Gardner's principal problem with drone warfare is its lack of constitutional justification. Like Americans in general, he seems less troubled about the grim realities of often unjustified aerial killings. He offers readers a non-technical, reasonably thorough account of the post-9/11 shift in US war-making policy from counterinsurgency to counterterrorism, featuring the use of drones not only in Afghanistan but against targets elsewhere as well.

The book would have benefitted from fuller information about government accommodation of the drone industry, extending to the convenient location of military bases. Even within the author's chosen parameters, his work is time-sensitive owing to the limited information available to or usable by spokespersons and journalists. This flaw is intensified by the book's rather abrupt ending with no identification of resolutions, present or future, to the issues it raises. Already, more detailed inner-circle information about the post-9/11 era is accessible in, for example, memoirs by John Rizzo,[5] who signed off on all CIA-directed drone strikes from 2001 to 2009, and Robert Gates,[6] head of the CIA and Secretary of Defense under both George W. Bush and Barack Obama. Defense Department and CIA involvement in drone warfare is reportedly dwarfed, however, by the activities the Joint Special Operations Command.[7]
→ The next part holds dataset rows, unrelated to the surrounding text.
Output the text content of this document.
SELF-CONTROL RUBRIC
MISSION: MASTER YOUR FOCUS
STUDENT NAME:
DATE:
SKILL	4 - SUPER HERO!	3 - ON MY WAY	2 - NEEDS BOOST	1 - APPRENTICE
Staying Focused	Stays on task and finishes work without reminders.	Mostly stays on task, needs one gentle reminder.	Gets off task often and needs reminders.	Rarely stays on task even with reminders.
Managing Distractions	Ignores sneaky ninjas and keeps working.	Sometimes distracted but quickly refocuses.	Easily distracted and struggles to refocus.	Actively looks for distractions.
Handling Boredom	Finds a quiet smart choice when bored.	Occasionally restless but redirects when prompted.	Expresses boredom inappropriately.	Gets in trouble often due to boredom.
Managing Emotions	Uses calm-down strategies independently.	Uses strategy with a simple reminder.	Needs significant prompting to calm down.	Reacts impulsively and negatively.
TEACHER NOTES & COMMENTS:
For the most part, Gardner astutely contextualizes administration justifications for American war-making policy in Afghanistan and elsewhere. But he also forcefully states his own concerns about what is at stake and how best to further US "national interests." He comes close to identifying a legal Catch-22: if drone killings are acts of war, then they are unconstitutional because never fully authorized by Congress; if they are not acts of war, then they violate the prohibition of assassinations in international law.

[1] Eric Schmitt, "Congress Restricts Drones Program Shift," NY Times (17 Jan 2014).

[2] Memorandum of Notification (17 Sep 2001).

[3] U.S. Army/Marine Corps Counterinsurgency Field Manual (Chicago: U Chicago Pr, 2007) and Field Manual FM 3-24.2: Tactics in Counterinsurgency (Washington: HQ Dept of the Army, April 2009).

[4] Available Online.

[5] Company Man: Thirty Years of Controversy and Crisis in the CIA (NY: Scribner, 2013).

[6] Duty: Memoirs of a Secretary at War (NY: Knopf, 2014).

[7] See Dana Priest and William M. Arkin, Top Secret America: The Rise of the New American Security State (NY: Little, Brown, 2011). For further details about the design, production, distribution, and use of drones, see Medea Benjamin, Drone Warfare: Killing by Remote Control (NY: Verso, 2013), and Nick Turse, The Changing Face of Empire: Special Ops, Drones, Spies, Proxy Fighters, Secret Bases, and Cyber Warfare (Chicago: Haymarket, 2012).